Every so often one chances upon an older composer who, without being entirely forgotten, does seem to stand far off on the sidelines of contemporary musical awareness – by some fluke, given the obvious quality of the works. Such a composer is Tona Scherchen, of whose compositions there are relatively few recordings, while still less is available on the Internet. The two I have been able to find on Youtube – “Shen (神)” and “Once Upon a Time” – I’ve assembled into a playlist, and should I happen to come across others, I will add them to it as appropriate.

The daughter of a Swiss conductor and a Chinese composer, Scherchen (from the information I have been able to gather, she resides in Paris) has been composing since the 1960s, and both the Western avant-garde and the culture of China have obviously contributed much to the music she makes.

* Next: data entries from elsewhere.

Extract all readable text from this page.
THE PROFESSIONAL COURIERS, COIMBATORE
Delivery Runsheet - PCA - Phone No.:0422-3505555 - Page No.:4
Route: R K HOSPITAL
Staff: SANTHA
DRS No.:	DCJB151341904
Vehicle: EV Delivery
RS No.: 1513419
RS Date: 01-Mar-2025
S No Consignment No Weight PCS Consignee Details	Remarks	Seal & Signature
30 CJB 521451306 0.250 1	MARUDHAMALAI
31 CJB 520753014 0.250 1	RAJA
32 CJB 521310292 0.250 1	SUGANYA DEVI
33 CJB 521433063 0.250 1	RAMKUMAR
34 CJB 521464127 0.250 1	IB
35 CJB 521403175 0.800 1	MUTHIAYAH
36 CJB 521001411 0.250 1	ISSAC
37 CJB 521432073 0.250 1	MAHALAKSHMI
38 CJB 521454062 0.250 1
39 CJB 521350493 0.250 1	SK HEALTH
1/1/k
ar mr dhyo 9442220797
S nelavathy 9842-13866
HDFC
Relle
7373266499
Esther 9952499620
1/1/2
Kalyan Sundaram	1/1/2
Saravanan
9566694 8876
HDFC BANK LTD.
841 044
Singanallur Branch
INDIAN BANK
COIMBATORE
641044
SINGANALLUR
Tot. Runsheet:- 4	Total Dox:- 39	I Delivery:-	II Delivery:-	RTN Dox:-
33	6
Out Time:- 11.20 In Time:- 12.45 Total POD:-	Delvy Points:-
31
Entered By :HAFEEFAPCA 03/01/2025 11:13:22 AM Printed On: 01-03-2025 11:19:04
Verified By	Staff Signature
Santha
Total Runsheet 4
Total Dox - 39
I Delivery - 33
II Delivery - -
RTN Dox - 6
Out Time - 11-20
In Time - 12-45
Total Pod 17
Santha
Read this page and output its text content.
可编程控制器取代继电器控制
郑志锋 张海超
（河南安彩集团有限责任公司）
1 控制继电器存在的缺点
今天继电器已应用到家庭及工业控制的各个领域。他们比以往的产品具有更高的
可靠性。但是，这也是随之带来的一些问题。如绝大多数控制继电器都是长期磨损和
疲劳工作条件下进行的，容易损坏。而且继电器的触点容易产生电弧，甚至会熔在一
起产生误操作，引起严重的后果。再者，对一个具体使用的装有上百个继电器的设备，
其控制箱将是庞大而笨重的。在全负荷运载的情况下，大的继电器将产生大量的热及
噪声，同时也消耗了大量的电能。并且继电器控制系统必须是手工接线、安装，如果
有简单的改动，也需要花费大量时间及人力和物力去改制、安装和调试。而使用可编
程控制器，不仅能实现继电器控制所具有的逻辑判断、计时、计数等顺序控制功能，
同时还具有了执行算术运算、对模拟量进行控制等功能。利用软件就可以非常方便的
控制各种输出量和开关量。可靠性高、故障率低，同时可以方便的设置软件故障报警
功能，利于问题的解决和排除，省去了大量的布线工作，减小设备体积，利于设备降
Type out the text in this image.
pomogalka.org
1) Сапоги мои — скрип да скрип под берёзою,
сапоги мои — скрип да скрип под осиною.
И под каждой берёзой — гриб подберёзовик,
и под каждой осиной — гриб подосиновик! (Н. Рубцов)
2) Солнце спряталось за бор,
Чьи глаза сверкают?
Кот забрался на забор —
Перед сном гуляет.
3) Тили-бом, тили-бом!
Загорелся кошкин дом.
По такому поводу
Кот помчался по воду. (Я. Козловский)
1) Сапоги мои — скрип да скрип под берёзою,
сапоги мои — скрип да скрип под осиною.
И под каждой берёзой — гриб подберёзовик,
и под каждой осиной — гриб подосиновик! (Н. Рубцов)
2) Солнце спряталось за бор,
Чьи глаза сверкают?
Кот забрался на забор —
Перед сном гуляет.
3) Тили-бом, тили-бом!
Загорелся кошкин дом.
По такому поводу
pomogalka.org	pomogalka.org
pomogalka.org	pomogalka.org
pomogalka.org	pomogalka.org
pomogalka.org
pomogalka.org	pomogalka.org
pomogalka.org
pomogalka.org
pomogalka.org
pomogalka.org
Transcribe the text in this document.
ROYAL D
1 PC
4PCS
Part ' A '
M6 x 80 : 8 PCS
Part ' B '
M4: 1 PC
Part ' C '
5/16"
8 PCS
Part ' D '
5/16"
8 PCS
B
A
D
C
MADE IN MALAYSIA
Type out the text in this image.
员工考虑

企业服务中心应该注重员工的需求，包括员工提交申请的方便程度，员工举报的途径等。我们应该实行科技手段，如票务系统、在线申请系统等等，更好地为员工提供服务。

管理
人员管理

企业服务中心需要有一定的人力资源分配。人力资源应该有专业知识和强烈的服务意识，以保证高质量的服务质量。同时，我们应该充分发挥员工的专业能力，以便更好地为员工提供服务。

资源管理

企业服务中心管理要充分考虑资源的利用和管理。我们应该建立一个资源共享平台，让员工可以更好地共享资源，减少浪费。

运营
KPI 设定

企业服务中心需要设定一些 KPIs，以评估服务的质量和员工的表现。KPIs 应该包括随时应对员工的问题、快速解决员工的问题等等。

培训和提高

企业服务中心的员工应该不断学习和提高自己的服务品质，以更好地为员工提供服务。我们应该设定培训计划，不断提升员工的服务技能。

But to set aside the musicology of influence and reference, one characteristic that’s striking about a work such as “Shen (神)” is the sheer humor, whose provenance would seem to stem more from the popular environs of the circus – to name just one likely source – than from the middle-ranges of opera (whether occidental or oriental), let alone from the precincts of the orchestral music that prides itself on its high seriousness. This is a music that resonates with the bustle and commotion of the common people in their cherished pleasures and pastimes, from which it’s unlikely – thank goodness – that any inducement or system will convince them to part.

On the page dedicated to the composer at Universal Edition there are a few audio excerpts from other of her works; while on one at the Ina website a recording of her piece “Vague T’ao” has been uploaded.

Tona Scherchen is a composer of whom and of whose works I for one should like to hear more, much more; perhaps at some point in the near future she will be rediscovered by or otherwise come into vogue amongst the music-loving public throughout the world.